Age 12 “Tracy is a very creative pupil who uses art media with skill and confidence. Her drawing ability is quite well developed. All this talent she puts to very good use as she always works very hard.” [Mr Barney - art teacher].

Age 14 “She has shown a flair for this subject producing work which is imaginative and of a high technical standard. I hope she will continue to take an interest in this subject in the future.” [Mr McGuiness - pottery teacher].

Age 14 “She is most capable and shows skill in this subject.” [Mrs Draycott - needlecraft teacher].

Mr McGuiness suggested I study 'O' level ceramics.  It was additional to my A level subjects (English Literature and Language, Art and Design and History).  I was the only student who sat this exam.  In a hall all on my own.  It was the only secondary school qualification I got grade A for.  He saw I had talent in a very specific area of the arts and encouraged me.  I dreamt of having my own ceramic studio, and began to design my own pots. What vision at such an age and this astounds me to this day!


Despite this, however, I only secured a Grade C at both O level and A level in Art and Design, even though my practice averaged B/A throughout my courses.  Examinations I never really excelled at, until adulthood when experience and confidence and maturity and tutors combined to support me.

I was dissuaded from following a career in the Visual Arts by my Secondary School Careers Advisor.  I cannot remember her name.  I was also interested in fasion at that time.  Like a lot of teenage girls.  The year was 1987.  An expressive time in fashion! It wasn't a 'safe' job if I didn't think I was THE BEST. Perhaps I should've been a bit more assertive, but I lacked that kind of confidence or 'know-how'.
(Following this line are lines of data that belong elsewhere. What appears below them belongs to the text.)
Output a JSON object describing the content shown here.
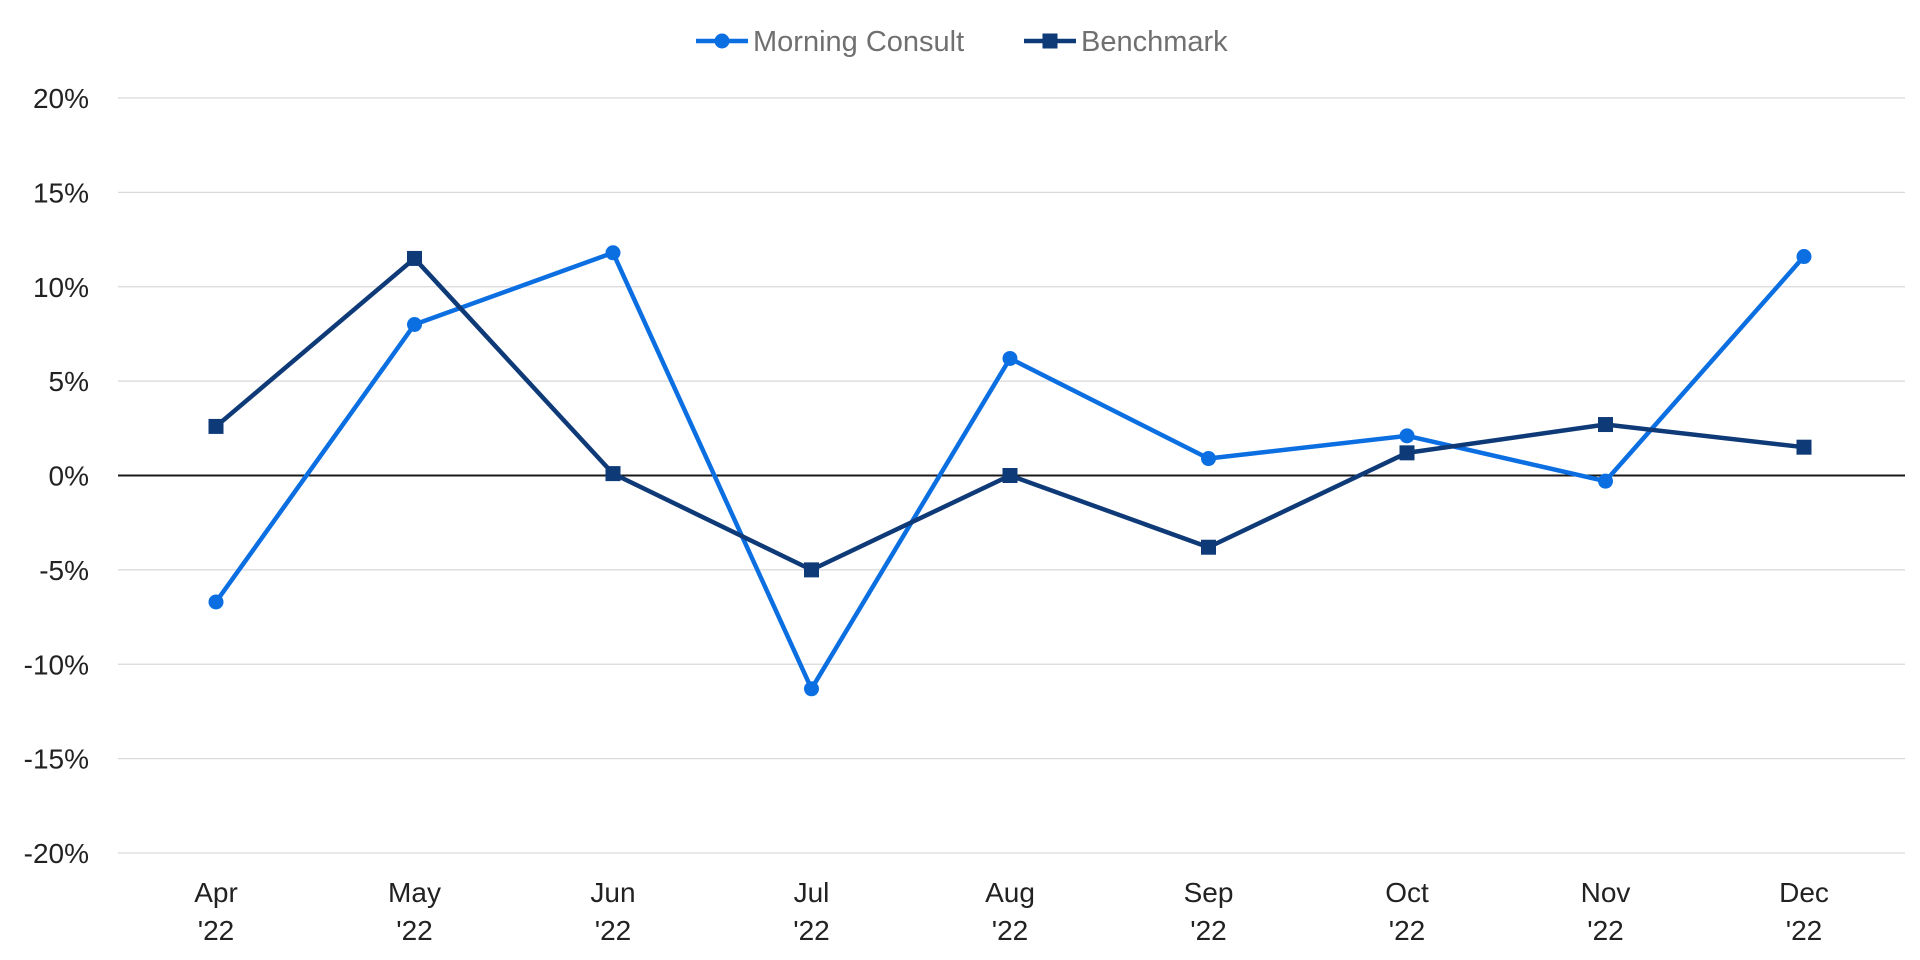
{
  "chart_data": {
    "type": "line",
    "title": "",
    "xlabel": "",
    "ylabel": "",
    "categories": [
      [
        "Apr",
        "'22"
      ],
      [
        "May",
        "'22"
      ],
      [
        "Jun",
        "'22"
      ],
      [
        "Jul",
        "'22"
      ],
      [
        "Aug",
        "'22"
      ],
      [
        "Sep",
        "'22"
      ],
      [
        "Oct",
        "'22"
      ],
      [
        "Nov",
        "'22"
      ],
      [
        "Dec",
        "'22"
      ]
    ],
    "ylim": [
      -20,
      20
    ],
    "yticks": [
      20,
      15,
      10,
      5,
      0,
      -5,
      -10,
      -15,
      -20
    ],
    "ytick_labels": [
      "20%",
      "15%",
      "10%",
      "5%",
      "0%",
      "-5%",
      "-10%",
      "-15%",
      "-20%"
    ],
    "grid": true,
    "legend_position": "top-center",
    "series": [
      {
        "name": "Morning Consult",
        "marker": "circle",
        "color": "#0B6FE2",
        "values": [
          -6.7,
          8.0,
          11.8,
          -11.3,
          6.2,
          0.9,
          2.1,
          -0.3,
          11.6
        ]
      },
      {
        "name": "Benchmark",
        "marker": "square",
        "color": "#0F3A78",
        "values": [
          2.6,
          11.5,
          0.1,
          -5.0,
          0.0,
          -3.8,
          1.2,
          2.7,
          1.5
        ]
      }
    ]
  },
  "colors": {
    "grid": "#D9D9D9",
    "zero_line": "#1A1A1A",
    "tick_text": "#222222",
    "legend_text": "#707070"
  }
}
“The problem is how to remain an artist once we grow up...”

So I trained to become a primary school teacher instead...and I choose Art and Design as my subject specialism. I developed further skills in drawing, painting, printmaking, photography, ceramics and eventually focused on Sculpture and Film (Media).  I graduated with a Second Class Honours Bachelor of Education Degree - Division 1.  I was really proud of my achievements and enjoyed my college years. I have always liked school, I have always enjoyed learning.

Since 1992, my work in primary education has been based on a passion for encouraging children to push boundaries in all areas of learning. By not taking away their control, children develop creativity, independence and thinking skills that can continue to serve them in their own lives. By being a little less prescriptive, children can flourish, with a little more freedom and a lot more responsibility.


So, Running loose is a very good feeling and, at times, embracing this is wholesome, healthy and liberating and good for the soul. Children do it so well! In my work with adults, I encourage this too.